As resinas éstervinílicas possuem características mecânicas e custos intermediários entre as resinas poliéster e epoxy. A química dessas resinas foi desenvolvida no final da década de 1950 e início de 1960 por vários pesquisadores e cada uma delas teve uma formulação diferente. As primeiras eram tão reativas que não tinham tempo de vida suficiente para serem utilizadas. É importante salientar que a resina éstervinílica tem sua origem numa resina epoxy, que utiliza um radical bisfenol do tipo A e epicloridrina. As resinas éstervinílicas utilizam um substrato diluído em derivados acrílicos e monômero de estireno.

Ao contrário das resinas poliéster que são formadas a partir de repetidas moléculas de ésteres, as éstervinílicas apresentam essa estrutura apenas na ponta de suas cadeias, o que fornece propriedades superiores. Os grupos ésteres são ligações fracas e podem ser atacadas pela água, o que resulta em baixa resistência química e na hidrólise. No cotidiano da náutica, isso pode ser observado por meio dos problemas de blistering em barcos, que são a formação de bolhas devido à degradação da matriz de resina pela ação da água.

Outras vantagens em relação a presença de grupos ésteres apenas na ponta das cadeias é a garantia de maior capacidade de deformação, maior resistência ao impacto e maior vida útil sob fadiga. As resinas éstervinílicas possuem excelente desempenho mecânico, dureza e boa resistência à hidrólise e a produtos químicos básicos já que têm como base resinas epoxy. No entanto, seu processamento é um pouco mais difícil em comparação à resina poliéster e seu custo um pouco mais alto.

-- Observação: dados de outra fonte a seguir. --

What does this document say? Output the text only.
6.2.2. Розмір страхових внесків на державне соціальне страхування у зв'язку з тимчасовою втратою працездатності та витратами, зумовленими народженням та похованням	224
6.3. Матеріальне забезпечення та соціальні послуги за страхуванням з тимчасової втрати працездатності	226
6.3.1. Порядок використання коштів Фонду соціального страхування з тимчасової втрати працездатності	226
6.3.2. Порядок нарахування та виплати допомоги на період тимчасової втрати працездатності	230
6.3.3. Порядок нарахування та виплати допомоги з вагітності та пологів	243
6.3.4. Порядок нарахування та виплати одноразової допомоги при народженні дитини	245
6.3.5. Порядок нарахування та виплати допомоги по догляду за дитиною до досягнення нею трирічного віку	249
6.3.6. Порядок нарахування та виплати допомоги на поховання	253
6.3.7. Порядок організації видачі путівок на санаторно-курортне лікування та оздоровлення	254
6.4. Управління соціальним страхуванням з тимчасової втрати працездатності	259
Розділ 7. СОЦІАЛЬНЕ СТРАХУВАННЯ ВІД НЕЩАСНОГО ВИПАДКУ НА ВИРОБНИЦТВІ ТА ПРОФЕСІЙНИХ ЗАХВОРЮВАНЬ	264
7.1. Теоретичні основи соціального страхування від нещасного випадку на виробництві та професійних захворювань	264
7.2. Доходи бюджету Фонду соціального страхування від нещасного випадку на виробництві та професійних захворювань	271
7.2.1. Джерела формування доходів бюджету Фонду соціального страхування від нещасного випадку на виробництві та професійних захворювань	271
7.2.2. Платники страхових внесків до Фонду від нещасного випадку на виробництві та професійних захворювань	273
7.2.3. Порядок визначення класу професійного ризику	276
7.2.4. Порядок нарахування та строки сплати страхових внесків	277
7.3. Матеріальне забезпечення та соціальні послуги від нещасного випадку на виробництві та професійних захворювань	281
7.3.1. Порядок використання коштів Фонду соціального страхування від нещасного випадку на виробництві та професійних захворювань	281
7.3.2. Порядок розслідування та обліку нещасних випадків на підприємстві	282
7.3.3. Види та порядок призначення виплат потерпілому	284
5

O mecanismo de cura dessas resinas é muito similar ao das poliéster insaturado, pois utilizam o mesmo solvente de estireno. O processo de gelificação e a cura da solução das resinas de poliéster ou estervinílicas acontece através de uma reação onde há liberação de radicais livres. Para tanto, usa-se um catalisador do tipo peróxido, que inicia uma reação de ligações cruzadas responsável pela formação da matriz tridimensional.

Quando a reação cruzada começa, o movimento da solução se torna restrito depois de determinado tempo, saindo do estado líquido para o estado de gel. Esse tempo é chamado de gel time, que é efetivamente o tempo que se tem para trabalhar a resina. Nessa reação cruzada (cross-link), as cadeias de polímeros começam a se ligar ao monômero de estireno e este a outros pontos com duplas ligações, e assim sucessivamente, formando um sólido, uma massa compacta que não irá se fundir mesmo com a exposição à temperatura, por isto ele é chamado de termofixo.